Ovine vocal fold tissue fatigue response to accumulated, large-amplitude vibration exposure at phonatory frequencies

Purpose: The contribution of tissue mechanical response to vocal fatigue is poorly understood. This study investigated the fatigue response of vocal fold tissues to large-amplitude vibration exposure at phonatory frequencies, using an ex vivo ovine model. Method: Twelve sheep vocal fold mucosal specimens were subjected to sinusoidal, simple-shear deformation for prolonged cycles, under a large but physiological shear strain (46%) in a frequency range of 100–230 Hz. The duration of shear varied from a critical vibration exposure limit of 1,040 s to 4 times the limit (4,160 s). Tissue viscoelastic response was quantified by the elastic shear modulus (G′), viscous shear modulus (G″), and damping ratio (G″/G′).

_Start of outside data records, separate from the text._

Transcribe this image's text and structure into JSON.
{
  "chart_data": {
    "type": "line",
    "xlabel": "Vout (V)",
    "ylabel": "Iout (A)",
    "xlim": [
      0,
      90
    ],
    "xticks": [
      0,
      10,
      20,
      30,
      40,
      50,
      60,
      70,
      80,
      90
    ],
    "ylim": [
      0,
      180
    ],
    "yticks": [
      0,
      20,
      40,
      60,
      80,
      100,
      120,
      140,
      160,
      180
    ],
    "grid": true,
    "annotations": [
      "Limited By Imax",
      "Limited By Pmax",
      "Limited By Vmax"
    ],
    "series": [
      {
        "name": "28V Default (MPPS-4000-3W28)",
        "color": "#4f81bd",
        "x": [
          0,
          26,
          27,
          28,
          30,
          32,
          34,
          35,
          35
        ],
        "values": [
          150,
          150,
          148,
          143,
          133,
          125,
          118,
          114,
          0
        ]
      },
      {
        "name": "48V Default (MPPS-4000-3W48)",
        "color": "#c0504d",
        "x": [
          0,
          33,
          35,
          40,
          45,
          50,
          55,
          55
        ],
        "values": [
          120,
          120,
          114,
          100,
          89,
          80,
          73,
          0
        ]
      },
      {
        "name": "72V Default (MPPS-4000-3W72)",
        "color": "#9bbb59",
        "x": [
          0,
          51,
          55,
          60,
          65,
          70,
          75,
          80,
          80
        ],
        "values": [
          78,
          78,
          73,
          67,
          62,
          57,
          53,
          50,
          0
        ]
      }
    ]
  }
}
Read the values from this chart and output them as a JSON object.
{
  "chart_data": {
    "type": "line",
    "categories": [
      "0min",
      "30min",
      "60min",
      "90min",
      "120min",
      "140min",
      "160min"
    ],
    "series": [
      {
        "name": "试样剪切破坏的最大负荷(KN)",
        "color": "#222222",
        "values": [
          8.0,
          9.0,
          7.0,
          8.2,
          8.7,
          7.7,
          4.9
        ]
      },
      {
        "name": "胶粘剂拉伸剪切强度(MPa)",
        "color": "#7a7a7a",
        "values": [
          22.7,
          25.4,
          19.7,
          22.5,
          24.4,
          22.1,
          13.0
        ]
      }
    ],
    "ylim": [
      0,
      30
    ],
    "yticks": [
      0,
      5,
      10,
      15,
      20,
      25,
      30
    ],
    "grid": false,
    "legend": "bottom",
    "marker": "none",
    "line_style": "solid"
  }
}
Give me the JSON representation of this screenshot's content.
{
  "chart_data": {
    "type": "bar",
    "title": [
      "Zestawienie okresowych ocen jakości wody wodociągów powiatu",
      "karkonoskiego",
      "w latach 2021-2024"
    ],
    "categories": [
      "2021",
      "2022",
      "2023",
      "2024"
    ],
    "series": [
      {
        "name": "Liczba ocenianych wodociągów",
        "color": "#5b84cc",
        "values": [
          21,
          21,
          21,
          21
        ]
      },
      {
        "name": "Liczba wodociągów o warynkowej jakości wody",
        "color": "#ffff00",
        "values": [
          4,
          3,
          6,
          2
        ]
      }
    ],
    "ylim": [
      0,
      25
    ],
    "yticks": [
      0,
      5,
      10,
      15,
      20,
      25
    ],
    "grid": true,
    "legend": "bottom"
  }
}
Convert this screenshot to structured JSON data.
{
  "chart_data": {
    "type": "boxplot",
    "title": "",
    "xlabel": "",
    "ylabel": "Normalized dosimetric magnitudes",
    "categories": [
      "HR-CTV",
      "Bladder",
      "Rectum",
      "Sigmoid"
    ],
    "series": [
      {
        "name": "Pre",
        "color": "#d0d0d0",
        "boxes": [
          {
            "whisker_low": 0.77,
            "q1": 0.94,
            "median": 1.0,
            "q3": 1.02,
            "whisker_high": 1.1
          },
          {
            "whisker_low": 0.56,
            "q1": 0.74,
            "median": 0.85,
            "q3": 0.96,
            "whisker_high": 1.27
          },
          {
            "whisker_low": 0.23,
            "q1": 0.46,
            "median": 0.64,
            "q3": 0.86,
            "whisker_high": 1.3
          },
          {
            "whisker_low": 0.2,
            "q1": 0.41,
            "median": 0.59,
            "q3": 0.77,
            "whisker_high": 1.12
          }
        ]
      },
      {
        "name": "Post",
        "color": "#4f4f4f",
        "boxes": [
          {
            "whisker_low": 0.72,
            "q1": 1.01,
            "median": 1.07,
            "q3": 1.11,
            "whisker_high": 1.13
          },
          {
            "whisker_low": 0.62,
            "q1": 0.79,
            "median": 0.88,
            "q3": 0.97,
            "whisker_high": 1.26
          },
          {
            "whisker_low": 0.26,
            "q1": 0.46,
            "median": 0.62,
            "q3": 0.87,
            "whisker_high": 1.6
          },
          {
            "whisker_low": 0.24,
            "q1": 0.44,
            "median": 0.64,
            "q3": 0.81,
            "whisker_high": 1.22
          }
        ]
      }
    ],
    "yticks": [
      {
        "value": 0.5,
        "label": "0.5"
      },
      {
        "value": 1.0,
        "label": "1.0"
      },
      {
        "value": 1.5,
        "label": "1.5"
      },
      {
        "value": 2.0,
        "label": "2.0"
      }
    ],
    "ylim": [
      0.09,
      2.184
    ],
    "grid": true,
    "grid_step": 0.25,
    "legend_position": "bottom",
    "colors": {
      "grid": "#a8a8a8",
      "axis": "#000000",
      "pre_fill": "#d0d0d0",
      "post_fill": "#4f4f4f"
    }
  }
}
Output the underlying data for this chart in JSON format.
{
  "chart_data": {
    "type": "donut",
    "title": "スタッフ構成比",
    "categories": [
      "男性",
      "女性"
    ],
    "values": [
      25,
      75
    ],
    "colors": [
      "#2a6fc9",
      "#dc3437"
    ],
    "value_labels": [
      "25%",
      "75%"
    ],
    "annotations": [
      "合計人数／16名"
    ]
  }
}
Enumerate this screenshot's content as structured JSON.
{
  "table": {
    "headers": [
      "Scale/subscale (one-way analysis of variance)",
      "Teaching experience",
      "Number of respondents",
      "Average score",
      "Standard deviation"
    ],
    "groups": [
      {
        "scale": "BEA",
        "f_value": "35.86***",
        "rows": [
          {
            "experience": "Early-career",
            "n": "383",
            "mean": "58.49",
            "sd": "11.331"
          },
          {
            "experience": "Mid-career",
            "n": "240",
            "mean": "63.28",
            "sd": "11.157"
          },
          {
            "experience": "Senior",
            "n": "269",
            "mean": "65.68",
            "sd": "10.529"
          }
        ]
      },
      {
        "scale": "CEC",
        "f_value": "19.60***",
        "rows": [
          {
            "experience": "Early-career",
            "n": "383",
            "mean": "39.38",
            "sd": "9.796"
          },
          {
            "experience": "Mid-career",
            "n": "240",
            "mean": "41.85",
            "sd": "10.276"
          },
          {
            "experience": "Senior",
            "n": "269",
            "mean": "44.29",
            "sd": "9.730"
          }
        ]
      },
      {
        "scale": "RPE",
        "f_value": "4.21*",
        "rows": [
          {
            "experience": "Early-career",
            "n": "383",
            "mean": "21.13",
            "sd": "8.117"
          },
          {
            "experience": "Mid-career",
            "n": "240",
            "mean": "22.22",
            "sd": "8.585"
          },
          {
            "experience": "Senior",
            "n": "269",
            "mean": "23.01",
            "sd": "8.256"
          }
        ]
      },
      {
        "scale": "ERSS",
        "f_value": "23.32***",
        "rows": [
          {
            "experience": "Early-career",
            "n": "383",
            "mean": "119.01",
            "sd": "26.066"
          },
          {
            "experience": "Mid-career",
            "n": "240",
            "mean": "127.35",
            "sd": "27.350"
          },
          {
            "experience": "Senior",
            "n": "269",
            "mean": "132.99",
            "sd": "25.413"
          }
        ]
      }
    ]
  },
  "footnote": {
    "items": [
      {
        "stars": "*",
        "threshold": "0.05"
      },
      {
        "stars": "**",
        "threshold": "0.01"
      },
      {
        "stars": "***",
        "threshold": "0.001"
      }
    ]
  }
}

Results: Distinct response patterns were observed at different frequencies. G′ and G″ generally decreased with vibration exposure at 100 Hz, whereas they generally increased with vibration exposure at 200 and 230 Hz. Statistically significant differences were found for G″ increasing with vibration exposure at 200 Hz and damping ratio decreasing with vibration exposure at 200 Hz. Significant increases with frequency were also found for all viscoelastic functions. Results suggested that the contribution of tissue viscoelastic response to vocal fatigue could be highly frequency dependent. In particular, increases in G″ with vibration exposure could lead to high phonation threshold pressures and difficulty sustaining phonation at higher frequencies following prolonged vocalization. Conclusion: These preliminary findings may help us better understand vocal fatigue and recovery and should be corroborated by studies with human vocal fold tissues.